息子に安心して見せられる映画の仕事をしました

 留守が多かった夏休みだったので、映画『ルイスと不思議の時計』を息子と一緒に見に行くのが、今から本当に楽しみなんですよ。主要キャラクターのルイス、ジョナサン、ツィマーマンは、3人とも負を抱えていて、僕が声を演じたジョナサンはポンコツだし、ツィマーマンには過去に悲しい思い出があるし、ルイスは両親を亡くしていて、転校先でも浮いています。そんな負を抱えた3人が魔法で力を合わせて、圧倒的な力に挑む物語です。

 原作(1973年に出版されたジョン・ベレアーズの児童小説『壁のなかの時計』)は、魔法で悪の存在と戦う『ハリー・ポッター』の原点ともいわれています。年齢、性別問わず、家族みんなでワクワク楽しんでもらえるファンタジー映画です。これなら、安心して息子に見せられます(笑)。
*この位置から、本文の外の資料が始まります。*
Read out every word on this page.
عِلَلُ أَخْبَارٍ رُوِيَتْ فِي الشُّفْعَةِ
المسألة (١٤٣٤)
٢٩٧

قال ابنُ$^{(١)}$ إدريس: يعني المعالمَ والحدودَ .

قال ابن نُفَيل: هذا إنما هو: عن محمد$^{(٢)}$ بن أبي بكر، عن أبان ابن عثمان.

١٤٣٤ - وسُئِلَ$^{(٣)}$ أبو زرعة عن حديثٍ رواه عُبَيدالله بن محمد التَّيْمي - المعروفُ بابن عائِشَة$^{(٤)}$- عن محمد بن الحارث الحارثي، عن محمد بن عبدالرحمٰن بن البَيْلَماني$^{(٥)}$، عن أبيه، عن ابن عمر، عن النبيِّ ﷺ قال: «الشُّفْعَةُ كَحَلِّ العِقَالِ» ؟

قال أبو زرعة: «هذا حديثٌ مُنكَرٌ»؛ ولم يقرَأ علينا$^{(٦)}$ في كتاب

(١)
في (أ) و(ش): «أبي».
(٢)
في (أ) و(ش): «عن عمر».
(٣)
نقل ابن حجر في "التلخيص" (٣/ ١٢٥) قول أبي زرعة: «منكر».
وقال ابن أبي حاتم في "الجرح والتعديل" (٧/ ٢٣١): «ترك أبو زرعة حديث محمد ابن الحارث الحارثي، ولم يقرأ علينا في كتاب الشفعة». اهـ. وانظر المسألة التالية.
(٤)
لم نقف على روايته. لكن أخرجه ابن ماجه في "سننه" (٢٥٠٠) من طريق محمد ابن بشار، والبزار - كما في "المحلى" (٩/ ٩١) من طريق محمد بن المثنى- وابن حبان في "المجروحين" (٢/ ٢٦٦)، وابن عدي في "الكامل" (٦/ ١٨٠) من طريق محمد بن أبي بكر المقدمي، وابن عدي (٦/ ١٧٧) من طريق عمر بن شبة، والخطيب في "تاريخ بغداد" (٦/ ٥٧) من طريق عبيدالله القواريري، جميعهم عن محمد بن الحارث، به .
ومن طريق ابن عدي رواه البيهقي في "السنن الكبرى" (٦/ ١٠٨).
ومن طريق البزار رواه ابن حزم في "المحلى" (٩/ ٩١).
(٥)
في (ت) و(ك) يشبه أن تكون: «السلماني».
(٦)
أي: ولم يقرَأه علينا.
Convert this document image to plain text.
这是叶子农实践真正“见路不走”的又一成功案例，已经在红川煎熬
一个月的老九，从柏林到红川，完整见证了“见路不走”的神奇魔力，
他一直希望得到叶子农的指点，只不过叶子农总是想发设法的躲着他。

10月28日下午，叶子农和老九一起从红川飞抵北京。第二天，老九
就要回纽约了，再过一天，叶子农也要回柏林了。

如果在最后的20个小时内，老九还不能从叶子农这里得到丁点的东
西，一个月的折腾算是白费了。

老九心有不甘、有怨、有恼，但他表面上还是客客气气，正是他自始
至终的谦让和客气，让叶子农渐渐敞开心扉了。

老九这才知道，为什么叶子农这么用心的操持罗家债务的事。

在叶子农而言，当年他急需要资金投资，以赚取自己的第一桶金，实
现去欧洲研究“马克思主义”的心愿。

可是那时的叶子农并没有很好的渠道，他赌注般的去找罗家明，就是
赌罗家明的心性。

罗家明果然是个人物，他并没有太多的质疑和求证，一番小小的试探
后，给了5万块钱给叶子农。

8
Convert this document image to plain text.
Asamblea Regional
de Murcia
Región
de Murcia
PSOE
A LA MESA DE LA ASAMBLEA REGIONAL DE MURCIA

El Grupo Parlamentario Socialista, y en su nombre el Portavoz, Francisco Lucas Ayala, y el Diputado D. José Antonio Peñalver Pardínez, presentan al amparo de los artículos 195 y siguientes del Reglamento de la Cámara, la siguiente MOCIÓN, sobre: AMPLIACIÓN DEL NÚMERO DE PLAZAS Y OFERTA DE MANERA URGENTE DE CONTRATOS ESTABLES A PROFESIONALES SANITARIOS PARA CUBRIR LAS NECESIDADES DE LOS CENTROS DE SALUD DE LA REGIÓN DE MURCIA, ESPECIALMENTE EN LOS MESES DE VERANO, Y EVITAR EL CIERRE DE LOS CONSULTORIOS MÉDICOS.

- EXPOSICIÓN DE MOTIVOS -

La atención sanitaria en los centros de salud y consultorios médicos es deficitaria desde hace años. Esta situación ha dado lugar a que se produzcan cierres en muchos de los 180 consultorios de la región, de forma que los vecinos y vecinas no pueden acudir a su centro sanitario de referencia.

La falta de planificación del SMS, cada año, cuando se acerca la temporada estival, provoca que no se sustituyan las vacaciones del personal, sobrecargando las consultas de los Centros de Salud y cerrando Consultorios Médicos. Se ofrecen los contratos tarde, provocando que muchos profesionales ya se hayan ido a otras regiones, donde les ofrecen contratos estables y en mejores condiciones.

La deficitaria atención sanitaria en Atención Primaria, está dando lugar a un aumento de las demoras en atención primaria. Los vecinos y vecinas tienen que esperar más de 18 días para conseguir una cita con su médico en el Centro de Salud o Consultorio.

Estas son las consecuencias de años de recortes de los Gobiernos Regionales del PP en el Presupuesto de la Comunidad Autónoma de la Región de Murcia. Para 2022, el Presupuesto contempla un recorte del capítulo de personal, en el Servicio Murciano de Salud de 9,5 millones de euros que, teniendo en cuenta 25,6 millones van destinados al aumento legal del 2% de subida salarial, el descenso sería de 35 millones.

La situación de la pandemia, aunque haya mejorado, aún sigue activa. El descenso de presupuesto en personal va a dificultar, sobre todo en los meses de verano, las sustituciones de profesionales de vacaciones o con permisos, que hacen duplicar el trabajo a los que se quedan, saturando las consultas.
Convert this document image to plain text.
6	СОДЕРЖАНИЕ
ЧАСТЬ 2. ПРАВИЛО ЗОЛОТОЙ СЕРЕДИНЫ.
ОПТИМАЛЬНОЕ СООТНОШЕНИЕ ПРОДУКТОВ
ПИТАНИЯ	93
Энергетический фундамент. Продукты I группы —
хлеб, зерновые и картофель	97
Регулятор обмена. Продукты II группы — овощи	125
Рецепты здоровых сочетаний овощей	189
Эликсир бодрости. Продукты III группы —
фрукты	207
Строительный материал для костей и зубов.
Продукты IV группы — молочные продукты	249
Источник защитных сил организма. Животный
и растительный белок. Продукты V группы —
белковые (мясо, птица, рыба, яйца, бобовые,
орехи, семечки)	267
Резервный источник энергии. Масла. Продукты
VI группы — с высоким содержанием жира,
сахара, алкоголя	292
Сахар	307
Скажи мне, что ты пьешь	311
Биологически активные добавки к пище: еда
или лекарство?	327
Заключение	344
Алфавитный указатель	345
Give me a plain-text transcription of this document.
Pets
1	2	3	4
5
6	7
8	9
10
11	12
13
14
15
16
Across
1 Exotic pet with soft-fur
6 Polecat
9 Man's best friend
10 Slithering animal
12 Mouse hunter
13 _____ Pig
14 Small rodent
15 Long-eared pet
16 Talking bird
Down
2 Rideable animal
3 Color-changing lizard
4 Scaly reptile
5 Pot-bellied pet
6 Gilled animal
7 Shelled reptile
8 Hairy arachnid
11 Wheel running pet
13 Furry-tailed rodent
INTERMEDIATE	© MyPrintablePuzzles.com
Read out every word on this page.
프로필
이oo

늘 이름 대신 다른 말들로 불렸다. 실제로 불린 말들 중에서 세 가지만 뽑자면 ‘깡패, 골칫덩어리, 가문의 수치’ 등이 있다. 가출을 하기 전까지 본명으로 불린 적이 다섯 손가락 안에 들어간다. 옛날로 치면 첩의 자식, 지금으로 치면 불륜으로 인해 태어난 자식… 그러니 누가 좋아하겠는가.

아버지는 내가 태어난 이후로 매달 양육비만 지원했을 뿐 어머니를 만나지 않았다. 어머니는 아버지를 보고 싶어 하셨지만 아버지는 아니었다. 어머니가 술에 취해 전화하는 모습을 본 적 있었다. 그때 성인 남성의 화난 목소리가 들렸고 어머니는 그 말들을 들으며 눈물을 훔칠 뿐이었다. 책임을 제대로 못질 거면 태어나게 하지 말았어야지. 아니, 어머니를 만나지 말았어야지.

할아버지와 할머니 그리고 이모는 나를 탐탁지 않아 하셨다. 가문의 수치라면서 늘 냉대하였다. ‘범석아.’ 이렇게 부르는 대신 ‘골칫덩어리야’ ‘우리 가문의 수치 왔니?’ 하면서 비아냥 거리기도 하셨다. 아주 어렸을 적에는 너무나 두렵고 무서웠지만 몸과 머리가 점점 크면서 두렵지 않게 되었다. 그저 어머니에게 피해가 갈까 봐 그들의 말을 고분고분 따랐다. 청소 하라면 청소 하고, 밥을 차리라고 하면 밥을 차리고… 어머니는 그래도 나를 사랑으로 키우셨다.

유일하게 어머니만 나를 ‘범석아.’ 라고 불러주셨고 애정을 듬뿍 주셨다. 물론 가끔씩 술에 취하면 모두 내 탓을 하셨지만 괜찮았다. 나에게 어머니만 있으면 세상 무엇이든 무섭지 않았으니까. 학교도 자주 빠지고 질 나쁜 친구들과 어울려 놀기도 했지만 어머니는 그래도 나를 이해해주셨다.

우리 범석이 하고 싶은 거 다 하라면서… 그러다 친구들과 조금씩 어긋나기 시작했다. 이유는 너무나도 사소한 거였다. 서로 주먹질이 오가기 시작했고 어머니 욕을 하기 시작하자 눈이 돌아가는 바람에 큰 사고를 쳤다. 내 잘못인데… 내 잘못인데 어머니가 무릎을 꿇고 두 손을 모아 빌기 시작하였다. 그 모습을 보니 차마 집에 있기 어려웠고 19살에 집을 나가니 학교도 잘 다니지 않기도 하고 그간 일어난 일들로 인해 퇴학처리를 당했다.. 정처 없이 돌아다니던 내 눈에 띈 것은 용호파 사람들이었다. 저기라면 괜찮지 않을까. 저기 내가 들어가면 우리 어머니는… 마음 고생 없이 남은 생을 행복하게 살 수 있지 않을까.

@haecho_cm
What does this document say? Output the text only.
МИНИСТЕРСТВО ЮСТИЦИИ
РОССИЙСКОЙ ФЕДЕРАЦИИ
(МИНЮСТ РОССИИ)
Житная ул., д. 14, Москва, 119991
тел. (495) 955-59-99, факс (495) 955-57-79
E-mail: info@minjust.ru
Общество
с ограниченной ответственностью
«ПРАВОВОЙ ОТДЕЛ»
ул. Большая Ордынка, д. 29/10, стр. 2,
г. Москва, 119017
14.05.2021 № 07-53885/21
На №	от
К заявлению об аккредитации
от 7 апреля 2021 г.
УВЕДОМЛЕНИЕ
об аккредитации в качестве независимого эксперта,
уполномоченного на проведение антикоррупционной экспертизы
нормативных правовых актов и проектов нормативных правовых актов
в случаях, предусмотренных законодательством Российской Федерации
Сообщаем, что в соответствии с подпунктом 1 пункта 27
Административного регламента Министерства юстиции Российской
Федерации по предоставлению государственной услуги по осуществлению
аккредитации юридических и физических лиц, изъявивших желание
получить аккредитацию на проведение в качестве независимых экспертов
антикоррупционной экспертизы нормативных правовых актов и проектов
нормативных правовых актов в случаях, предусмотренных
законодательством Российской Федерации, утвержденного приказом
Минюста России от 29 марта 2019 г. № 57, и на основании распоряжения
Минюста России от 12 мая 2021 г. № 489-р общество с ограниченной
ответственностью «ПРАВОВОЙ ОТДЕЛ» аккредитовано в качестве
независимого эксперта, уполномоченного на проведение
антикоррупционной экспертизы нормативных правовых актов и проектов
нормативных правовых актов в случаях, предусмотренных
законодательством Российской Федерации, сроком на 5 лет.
 ツィマーマンの声を宮沢りえさんが演じています。ルイスの声は『名探偵コナン』の高山みなみさん、ルイスの友達のタービーを『ポケットモンスター』シリーズのサトシ役の松本梨香さん、同じくローズを『PEANUTS スヌーピー ショートアニメ』でチャーリー・ブラウン役をやっている矢島晶子さん、ルイスの母役を『耳をすませば』の雫役の本名陽子さんと、超人気声優の方々が演じているので、共演できて非常に光栄でした。子どもたちもみんな、きっと大喜びして見ると思いますよ。